Necessity is the mother of invention.” The global imperative to transition from fossil fuels to renewable energy sources, driven by the pressing issue of climate change, highlights the significance of advancing solar energy technologies. While single junction solar cells have reached a peak efficiency of approximately 31 %, the pursuit of higher efficiency has led to the exploration of tandem solar cell architectures, including perovskite-silicon and all-perovskite configurations. However, the widespread use of lead in perovskite structures raises environmental and health concerns. In response to these challenges, this study proposes a novel approach by integrating a tin-based wide bandgap absorber layer with a silicon HIT solar cell (Heterojunction with Intrinsic Layer).
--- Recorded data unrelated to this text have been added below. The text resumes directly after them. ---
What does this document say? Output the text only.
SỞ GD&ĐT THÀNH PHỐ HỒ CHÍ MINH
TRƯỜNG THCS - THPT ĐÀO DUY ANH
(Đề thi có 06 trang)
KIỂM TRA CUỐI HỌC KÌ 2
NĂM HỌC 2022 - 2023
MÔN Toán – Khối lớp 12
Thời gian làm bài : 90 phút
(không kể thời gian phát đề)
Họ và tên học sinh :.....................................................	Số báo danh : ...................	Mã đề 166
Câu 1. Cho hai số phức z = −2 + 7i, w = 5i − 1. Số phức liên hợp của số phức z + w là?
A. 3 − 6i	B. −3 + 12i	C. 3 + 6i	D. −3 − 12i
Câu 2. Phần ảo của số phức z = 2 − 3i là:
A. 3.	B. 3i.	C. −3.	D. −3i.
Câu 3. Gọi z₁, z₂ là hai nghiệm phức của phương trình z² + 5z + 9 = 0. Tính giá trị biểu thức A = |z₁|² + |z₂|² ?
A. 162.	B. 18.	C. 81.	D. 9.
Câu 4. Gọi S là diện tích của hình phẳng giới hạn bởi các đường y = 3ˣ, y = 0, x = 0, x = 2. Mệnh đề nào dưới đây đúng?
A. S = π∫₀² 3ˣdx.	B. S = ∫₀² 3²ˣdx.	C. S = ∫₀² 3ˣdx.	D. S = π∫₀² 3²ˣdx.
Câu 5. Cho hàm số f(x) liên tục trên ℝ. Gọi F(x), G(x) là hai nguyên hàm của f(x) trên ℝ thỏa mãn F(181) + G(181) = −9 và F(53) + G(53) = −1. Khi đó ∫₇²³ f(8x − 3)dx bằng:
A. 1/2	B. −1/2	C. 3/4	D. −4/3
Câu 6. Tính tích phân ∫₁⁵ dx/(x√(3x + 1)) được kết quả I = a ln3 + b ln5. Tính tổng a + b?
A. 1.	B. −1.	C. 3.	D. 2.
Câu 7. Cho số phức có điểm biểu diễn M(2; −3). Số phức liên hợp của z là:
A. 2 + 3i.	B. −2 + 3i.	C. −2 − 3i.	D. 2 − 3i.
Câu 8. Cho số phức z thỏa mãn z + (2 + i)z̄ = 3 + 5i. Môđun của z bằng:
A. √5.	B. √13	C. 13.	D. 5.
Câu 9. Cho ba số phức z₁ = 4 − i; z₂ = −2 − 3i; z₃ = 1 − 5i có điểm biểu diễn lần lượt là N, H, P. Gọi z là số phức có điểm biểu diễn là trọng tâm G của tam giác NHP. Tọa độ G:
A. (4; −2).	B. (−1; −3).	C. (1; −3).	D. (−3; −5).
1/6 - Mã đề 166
The investigation consists of an extensive exploration of six different carrier transport layers (CTL) for the top perovskite layer, considering variations in thickness and defect density. A comprehensive analysis of charge carrier dynamics within the device is conducted to understand the role of defect density in influencing solar cell performance parameters. Simulation results show that the overall tandem device gives an encouraging PCE of 32.12 % in 2 T configuration due to its excellent high value of current density matching 17.63 mA/cm2 and open-circuit voltage of 2.19V. We sincerely hope that our work will open new avenues in the field of Solar Photovoltaics paving the way for future innovations.